Stock market investors have had to deal with a huge range of conditions during 2020, both in terms of the ups and downs of expectations and the relative performance of different sectors of the market. On Friday, stocks were largely higher during much of the day, but major market benchmarks pulled back toward the end of the day to finish mixed. The Nasdaq Composite (NASDAQINDEX:^IXIC) performed the worst, while the Dow Jones Industrials (DJINDICES:^DJI) finished with a triple-digit gain and the S&P 500 (SNPINDEX:^GSPC) was close to unchanged.

Today’s stock market

Index

Percentage Change (Decline)

Point Change

Dow

+0.39%

+112

S&P 500

+0.01%

0

Nasdaq Composite

(0.36%)

(42)

Data source: Yahoo! Finance.

By far the worst performer among sectors in the stock market during 2020 has been energy. The Energy Select Sector SPDR (NYSEMKT:XLE) finished down more than 2% Friday, bringing its losses for the year to date to an even 50%. As more players in the oil and gas sector give discouraging news about the future of the industry, investors are finding it increasingly difficult to maintain confidence. Friday’s biggest loser was Schlumberger (NYSE:SLB), a major player in the oil services arena, showing just how widespread the pain is across the energy sector.

Schlumberger can’t shake its losses

Shares of Schlumberger fell almost 9% on Friday. The oil-field services company managed to outpace expectations on its bottom line in its third-quarter financial results, but other worries gave shareholders more heartburn.

Derrick with two workers standing on pipe and other materials.
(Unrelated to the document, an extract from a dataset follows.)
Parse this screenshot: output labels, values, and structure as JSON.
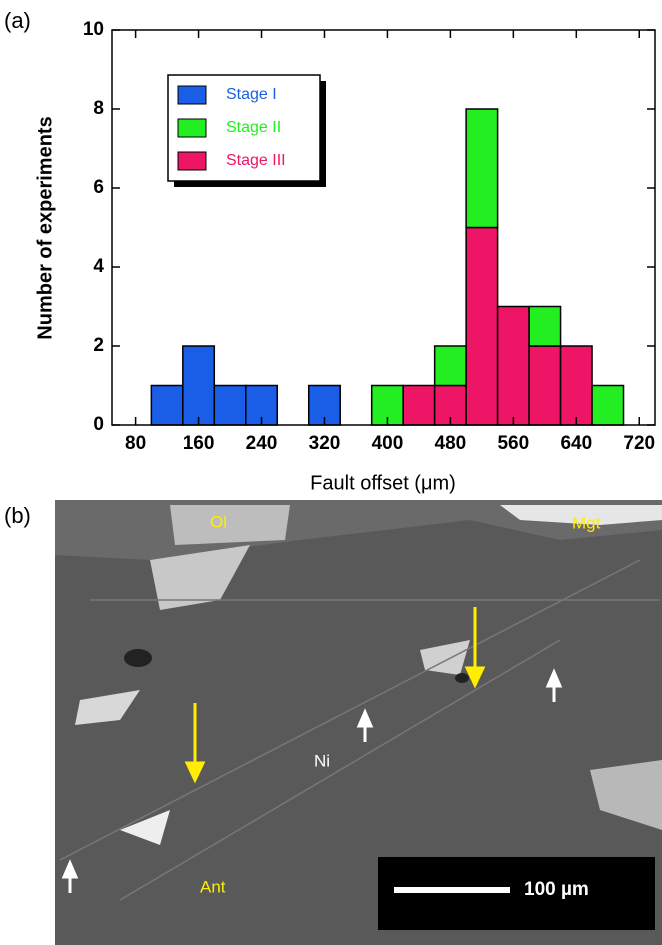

Image source: Getty Images.

The numbers at Schlumberger were ugly. Revenue plunged 38% from year-ago levels and dropped another 2% even from the hard-hit second quarter of 2020. The company’s net loss was far lower than in the prior-year period, but that was solely because of a lack of impairment charges similar to the scope that Schlumberger saw at this time in 2019.

Schlumberger has worked hard to try to restructure itself to maximize efficiency. Strategic moves including divestitures and business combinations are playing a role in cost savings, and the company is trying to identify its best opportunities for long-term growth even under challenging industry conditions.
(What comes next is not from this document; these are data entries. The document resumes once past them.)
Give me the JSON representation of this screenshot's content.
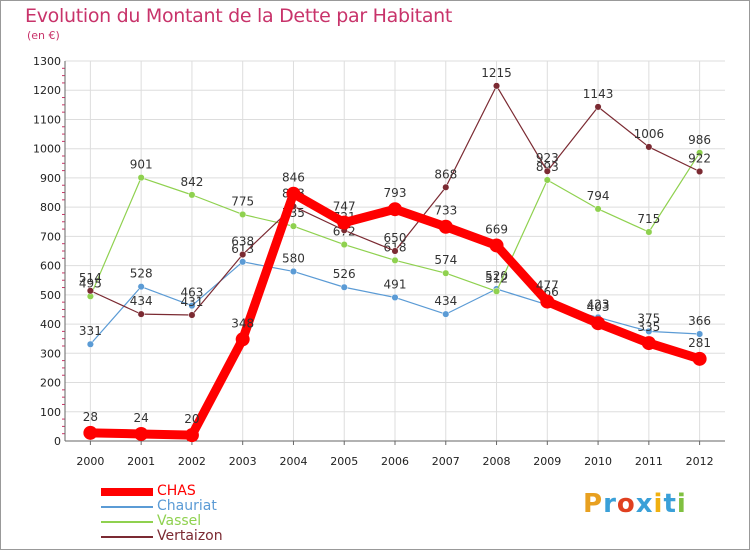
{
  "chart_data": {
    "type": "line",
    "title": "Evolution du Montant de la Dette par Habitant",
    "subtitle": "(en €)",
    "x": [
      "2000",
      "2001",
      "2002",
      "2003",
      "2004",
      "2005",
      "2006",
      "2007",
      "2008",
      "2009",
      "2010",
      "2011",
      "2012"
    ],
    "yticks": [
      "0",
      "100",
      "200",
      "300",
      "400",
      "500",
      "600",
      "700",
      "800",
      "900",
      "1000",
      "1100",
      "1200",
      "1300"
    ],
    "ylim": [
      0,
      1300
    ],
    "grid": true,
    "legend_position": "bottom-left",
    "series": [
      {
        "name": "Chauriat",
        "color": "#5b9bd5",
        "values": [
          331,
          528,
          463,
          613,
          580,
          526,
          491,
          434,
          520,
          466,
          423,
          375,
          366
        ],
        "labels": [
          "331",
          "528",
          "463",
          "613",
          "580",
          "526",
          "491",
          "434",
          "520",
          "466",
          "423",
          "375",
          "366"
        ]
      },
      {
        "name": "Vassel",
        "color": "#8fd14f",
        "values": [
          495,
          901,
          842,
          775,
          735,
          672,
          618,
          574,
          512,
          893,
          794,
          715,
          986
        ],
        "labels": [
          "495",
          "901",
          "842",
          "775",
          "735",
          "672",
          "618",
          "574",
          "512",
          "893",
          "794",
          "715",
          "986"
        ]
      },
      {
        "name": "Vertaizon",
        "color": "#7b2a32",
        "values": [
          514,
          434,
          431,
          638,
          803,
          721,
          650,
          868,
          1215,
          923,
          1143,
          1006,
          922
        ],
        "labels": [
          "514",
          "434",
          "431",
          "638",
          "803",
          "721",
          "650",
          "868",
          "1215",
          "923",
          "1143",
          "1006",
          "922"
        ]
      },
      {
        "name": "CHAS",
        "color": "#ff0000",
        "values": [
          28,
          24,
          20,
          348,
          846,
          747,
          793,
          733,
          669,
          477,
          403,
          335,
          281
        ],
        "labels": [
          "28",
          "24",
          "20",
          "348",
          "846",
          "747",
          "793",
          "733",
          "669",
          "477",
          "403",
          "335",
          "281"
        ]
      }
    ],
    "legend": [
      "CHAS",
      "Chauriat",
      "Vassel",
      "Vertaizon"
    ]
  },
  "legend_colors": {
    "CHAS": "#ff0000",
    "Chauriat": "#5b9bd5",
    "Vassel": "#8fd14f",
    "Vertaizon": "#7b2a32"
  },
  "logo": {
    "letters": [
      "P",
      "r",
      "o",
      "x",
      "i",
      "t",
      "i"
    ],
    "colors": [
      "#e8a020",
      "#3aa0d8",
      "#e04020",
      "#3aa0d8",
      "#f0b010",
      "#3aa0d8",
      "#80c040"
    ]
  }
}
Yet there’s still really no relief anywhere in Schlumberger’s portfolio of business units. The production segment managed to boost revenue sequentially from three months ago, but segment sales are still down 43% from the same period a year ago. Meanwhile, drilling and reservoir-related revenue, as well as sales from its Cameron unit, continued their downward spiral.

Spreading across energy

The news was bad enough to send shares of most energy companies down in sympathy. Even on a day on which oil prices stayed above $40 per barrel, oil-field services peer Halliburton (NYSE:HAL) was down more than 6%. On the production side, the biggest oil majors were down only slightly, but Occidental Petroleum (NYSE:OXY) posted a 5% loss. And in the refinery industry, Valero Energy (NYSE:VLO) suffered a 3% drop, which was indicative of how most other players in refining performed.

At this point, energy has become almost irrelevant to the stock market more broadly. Energy stocks now make up just 2% of the total weighting in the S&P 500. That puts the sector below even the small contributions that utilities, real estate, and materials stocks play in the benchmark index.

What’s happened in the past is that low oil prices have forced companies that are making only marginal profits to shut down their operations, cutting production and allowing the energy markets to reach a new equilibrium. But with geopolitical forces at play, it could be years before that supply-and-demand balance asserts itself. In the meantime, there could be even more pain for hard-hit energy stocks — and not all of them are likely to survive.